Colloquia & Guest Speakers

Guiding Trojan Optical Beams using Lagrange Points

Professor Mercedeh Khajavikhan, Professor in the Ming Hsieh Department of Electrical Engineering and the Department of Physics and Astronomy

Monday, February 19, 2024
3:30 p.m.

Presented in-person in Goergen 101 and on Zoom

Zoom Information

Zoom:https://rochester.zoom.us/j/91669460596?pwd=T1VzbEFreVd3NFR5QnlUV09YWlZWZz09
Meeting ID: 916 6946 0596
Passcode: 0330


Abstract

The guided transmission of optical waves is critical for light-based applications in modern communication, information processing and energy generation systems. Traditionally, the guiding of light waves in structures such as optical fibers has been predominantly achieved through the use of total internal reflection.
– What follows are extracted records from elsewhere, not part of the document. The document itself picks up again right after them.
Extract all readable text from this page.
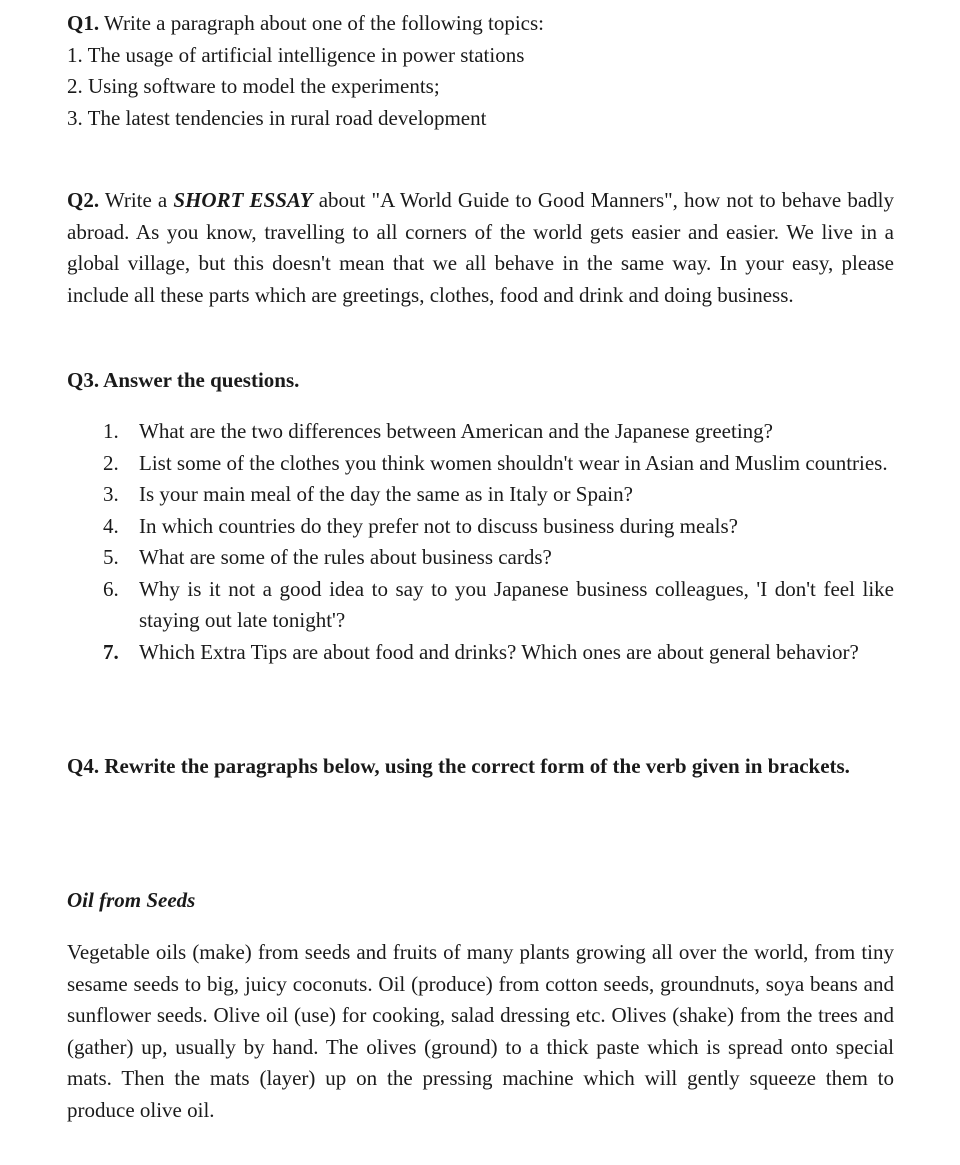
Q1. Write a paragraph about one of the following topics:
1. The usage of artificial intelligence in power stations
2. Using software to model the experiments;
3. The latest tendencies in rural road development
Q2. Write a SHORT ESSAY about "A World Guide to Good Manners", how not to behave badly abroad. As you know, travelling to all corners of the world gets easier and easier. We live in a global village, but this doesn't mean that we all behave in the same way. In your easy, please include all these parts which are greetings, clothes, food and drink and doing business.
Q3. Answer the questions.
1. What are the two differences between American and the Japanese greeting?
2. List some of the clothes you think women shouldn't wear in Asian and Muslim countries.
3. Is your main meal of the day the same as in Italy or Spain?
4. In which countries do they prefer not to discuss business during meals?
5. What are some of the rules about business cards?
6. Why is it not a good idea to say to you Japanese business colleagues, 'I don't feel like staying out late tonight'?
7. Which Extra Tips are about food and drinks? Which ones are about general behavior?
Q4. Rewrite the paragraphs below, using the correct form of the verb given in brackets.
Oil from Seeds
Vegetable oils (make) from seeds and fruits of many plants growing all over the world, from tiny sesame seeds to big, juicy coconuts. Oil (produce) from cotton seeds, groundnuts, soya beans and sunflower seeds. Olive oil (use) for cooking, salad dressing etc. Olives (shake) from the trees and (gather) up, usually by hand. The olives (ground) to a thick paste which is spread onto special mats. Then the mats (layer) up on the pressing machine which will gently squeeze them to produce olive oil.
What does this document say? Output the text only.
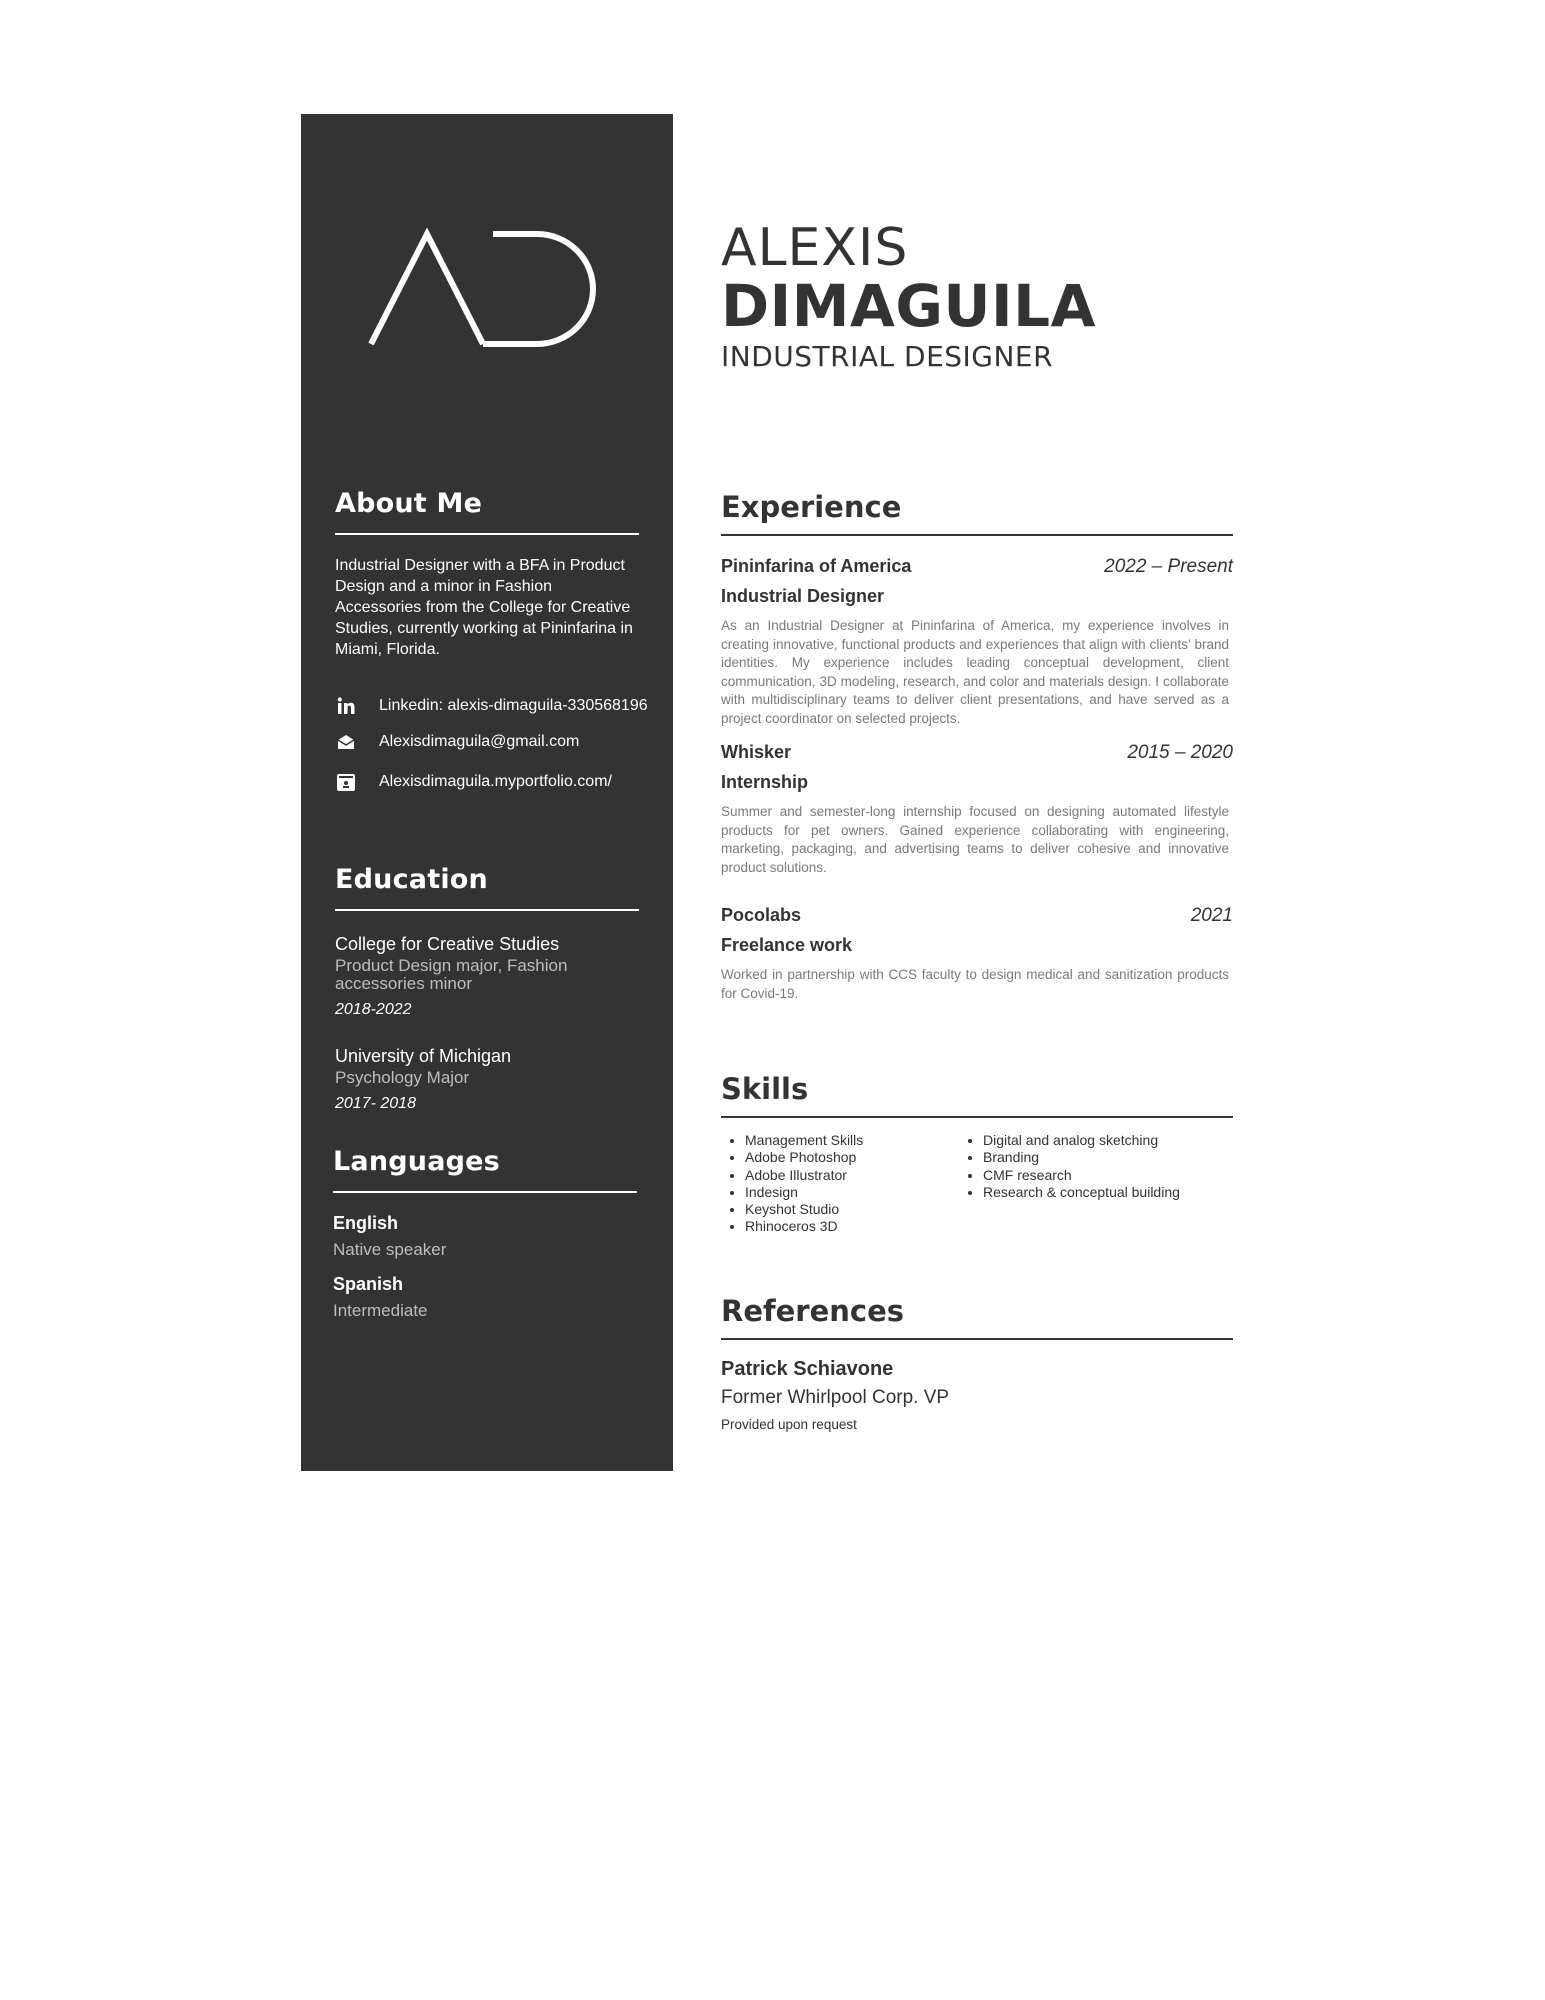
About Me
Industrial Designer with a BFA in Product Design and a minor in Fashion Accessories from the College for Creative Studies, currently working at Pininfarina in Miami, Florida.
Linkedin: alexis-dimaguila-330568196
Alexisdimaguila@gmail.com
Alexisdimaguila.myportfolio.com/
Education
College for Creative Studies
Product Design major, Fashion accessories minor
2018-2022
University of Michigan
Psychology Major
2017- 2018
Languages
English
Native speaker
Spanish
Intermediate
ALEXIS
DIMAGUILA
INDUSTRIAL DESIGNER
Experience
Pininfarina of America	2022 – Present
Industrial Designer
As an Industrial Designer at Pininfarina of America, my experience involves in creating innovative, functional products and experiences that align with clients’ brand identities. My experience includes leading conceptual development, client communication, 3D modeling, research, and color and materials design. I collaborate with multidisciplinary teams to deliver client presentations, and have served as a project coordinator on selected projects.
Whisker	2015 – 2020
Internship
Summer and semester-long internship focused on designing automated lifestyle products for pet owners. Gained experience collaborating with engineering, marketing, packaging, and advertising teams to deliver cohesive and innovative product solutions.
Pocolabs	2021
Freelance work
Worked in partnership with CCS faculty to design medical and sanitization products for Covid-19.
Skills
• Management Skills
• Adobe Photoshop
• Adobe Illustrator
• Indesign
• Keyshot Studio
• Rhinoceros 3D
• Digital and analog sketching
• Branding
• CMF research
• Research & conceptual building
References
Patrick Schiavone
Former Whirlpool Corp. VP
Provided upon request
In periodic platforms, a variety of other physical mechanisms can also be deployed to transport optical waves. However, transversely confining light in fully dielectric, non-periodic and passive configurations remains a challenge in situations where total internal reflection is not supported. Here we present an approach to trapping light that utilizes the exotic features of Lagrange points—a special class of equilibrium positions akin to those responsible for capturing Trojan asteroids in celestial mechanics. This is achieved in arrangements in which optical Coriolis forces induce guiding channels even at locations where the refractive index landscape is defocusing or entirely unremarkable. These findings may have implications beyond standard optical waveguiding schemes and could also apply to other physical systems such as acoustics, electron beams and ultracold atoms.

Biography

Headshot of Prof. Mercedeh Khajavikhan.
Prof. Mercedeh Khajavikhan

Professor Khajavikhan joined the faculty of the University of Southern California in the Ming Hsieh Department of Electrical Engineering, Viterbi College of Engineering, in August 2019 as an Associate Professor and was promoted to a full professor rank in January 2022. She has also a joint appointment at the Department of Physics & Astronomy, Dornsife College of Letters, Arts, & Sciences at USC. She received her Ph.D. in Electrical Engineering from the University of Minnesota in 2009. Subsequently, she joined the University of California in San Diego as a postdoctoral researcher, where she worked on the design and development of nanolasers, plasmonic devices, and silicon photonics components. In August 2012, she started her career as an Assistant Professor in the College of Optics and Photonics (CREOL) at the University of Central Florida (UCF), working primarily on unraveling novel phenomena in active photonic systems.

She is the recipient of the NSF Early CAREER Award in 2015, the ONR Young Investigator Award in 2016, the DARPA Young Faculty Award in 2018, the University of central Florida Reach for the Stars Award in 2017, UCF Luminary Award in 2018, and DARPA Director’s Fellowship in 2020. She is a fellow of Optica (formerly known as Optical Society of America OSA).